Exploitation: Lexploitation de la malbouffe
1 SCANDALE PAR JOUR : Exploitation
L’exploitation de la malbouffe
Ce que dit la presse :
"Au rayon fruits et légumes, le client trouve le kilo de tomates un peu cher. Le film de Jawad Rhalid prouve que nous n’en connaissons pas le véritable prix. […] En Espagne, une partie de l’agriculture intensive repose sur l’exploitation des sans-papiers. […] Sous les bâches travaillent des hommes, par plus de 40°C. Ils touchent à peine plus de 2 euros de l’heure. A côté des serres, il y a les cabanes, des bâches encore. Les travailleurs s’entassent dans ces bidonvilles que les éboueurs refusent d’approcher. […] Les Espagnols qui dénoncent ce drame sont mis au banc de leur communauté. La tomate prend un goût amer."

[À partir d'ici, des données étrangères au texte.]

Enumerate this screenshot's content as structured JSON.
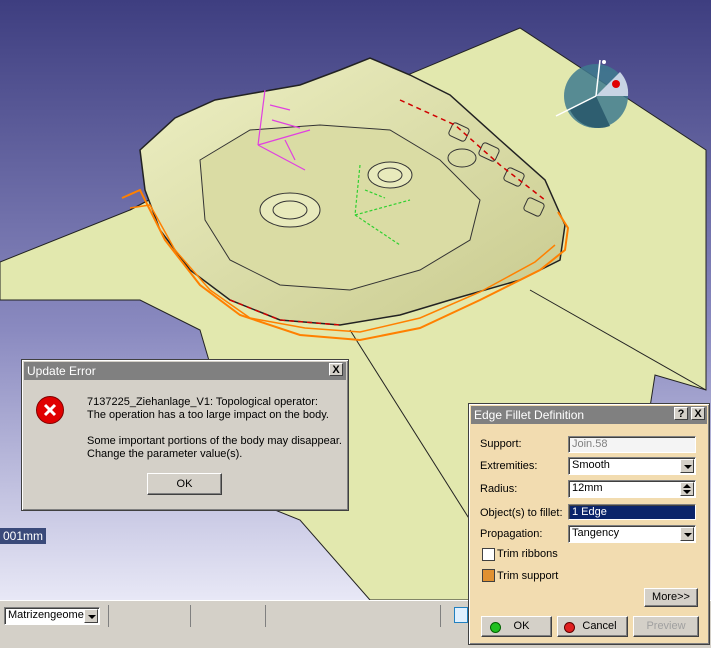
{
  "scale_readout": "001mm",
  "update_error": {
    "title": "Update Error",
    "line1": "7137225_Ziehanlage_V1: Topological operator:",
    "line2": "The operation has a too large impact on the body.",
    "line3": "Some important portions of the body may disappear.",
    "line4": "Change the parameter value(s).",
    "ok_label": "OK",
    "close_label": "X"
  },
  "fillet_dialog": {
    "title": "Edge Fillet Definition",
    "help_label": "?",
    "close_label": "X",
    "support_label": "Support:",
    "support_value": "Join.58",
    "extremities_label": "Extremities:",
    "extremities_value": "Smooth",
    "radius_label": "Radius:",
    "radius_value": "12mm",
    "objects_label": "Object(s) to fillet:",
    "objects_value": "1 Edge",
    "propagation_label": "Propagation:",
    "propagation_value": "Tangency",
    "trim_ribbons_label": "Trim ribbons",
    "trim_ribbons_checked": false,
    "trim_support_label": "Trim support",
    "trim_support_checked": true,
    "more_label": "More>>",
    "ok_label": "OK",
    "cancel_label": "Cancel",
    "preview_label": "Preview"
  },
  "bottom_bar": {
    "geometry_select_value": "Matrizengeomet"
  },
  "colors": {
    "viewport_bg_top": "#4a4a8a",
    "viewport_bg_bottom": "#d8d8ee",
    "part_fill": "#e6e8b4",
    "sheet_fill": "#e4eab0",
    "highlight_orange": "#ff8000",
    "title_active": "#0a246a",
    "title_inactive": "#808080"
  }
}
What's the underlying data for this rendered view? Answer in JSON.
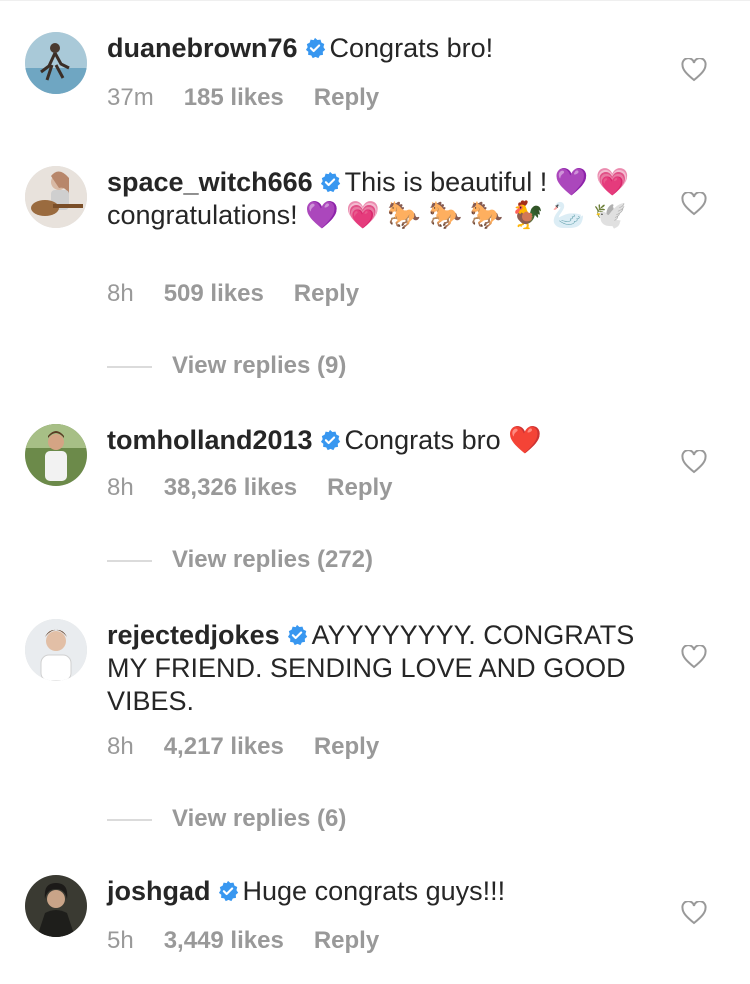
{
  "comments": [
    {
      "username": "duanebrown76",
      "text": "Congrats bro!",
      "time": "37m",
      "likes": "185 likes",
      "reply": "Reply",
      "verified": true
    },
    {
      "username": "space_witch666",
      "text": "This is beautiful ! 💜 💗 congratulations! 💜 💗 🐎 🐎 🐎 🐓 🦢 🕊️",
      "time": "8h",
      "likes": "509 likes",
      "reply": "Reply",
      "verified": true,
      "view_replies": "View replies (9)"
    },
    {
      "username": "tomholland2013",
      "text": "Congrats bro ❤️",
      "time": "8h",
      "likes": "38,326 likes",
      "reply": "Reply",
      "verified": true,
      "view_replies": "View replies (272)"
    },
    {
      "username": "rejectedjokes",
      "text": "AYYYYYYYY. CONGRATS MY FRIEND. SENDING LOVE AND GOOD VIBES.",
      "time": "8h",
      "likes": "4,217 likes",
      "reply": "Reply",
      "verified": true,
      "view_replies": "View replies (6)"
    },
    {
      "username": "joshgad",
      "text": "Huge congrats guys!!!",
      "time": "5h",
      "likes": "3,449 likes",
      "reply": "Reply",
      "verified": true
    }
  ],
  "colors": {
    "username": "#262626",
    "meta": "#999999",
    "verified": "#3897f0",
    "divider": "#dbdbdb"
  },
  "icons": {
    "like": "heart-outline-icon",
    "verified": "verified-badge-icon"
  }
}
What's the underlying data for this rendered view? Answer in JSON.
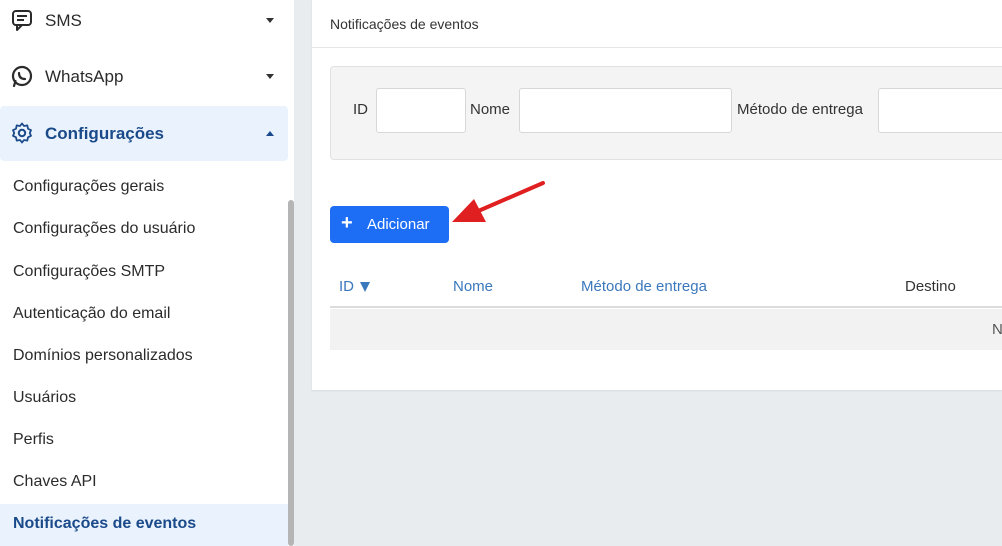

Source : Les vergers de la honte, Téléobs N°2219, 17 mai 2007, Louis Morice, p. 42 / Documentaire « El Ejido, la loi du profit », Jeudi 24 mai, 22h45, Arte.

Chine, 2000 © Benoît Saint Girons
Commentaires du Mendiant :
Ne soyons pas chauvins: ce qui se passe à l’étranger se passe aussi parfois chez nous, avec notamment le recours par de grands groupes à des « sous-traitants négriers ». En avril 2003, le magazine Capital relatait ainsi l’exemple des salariés d’une société de nettoyage, principal sous-traitant d’un grand groupe hôtelier : payés 40% de moins, ils devaient nettoyer de 25 à 50% de chambres en plus, ce qui se traduisait par de nombreuses heures supplémentaires non payées…
Le lièvre a été levé et la société a réagi en développant une charte vis-à-vis de ses sous-traitants mais, pour un abus révélé, combien de cachés ? Quelles sont vraiment les conditions de travail de tous les clandestins ? « Disponibles, peu coûteux et dans l’incapacité de réclamer leurs droits, ils sont des salariés "très avantageux" pour leurs employeurs » note François Brun, chercheur au Centre d’étude de l’emploi. (cité par Perrine Cherchève, Tout ce que l’on a jamais osé dire sur l’immigration, Marianne, 15 janvier 2005, p. 58)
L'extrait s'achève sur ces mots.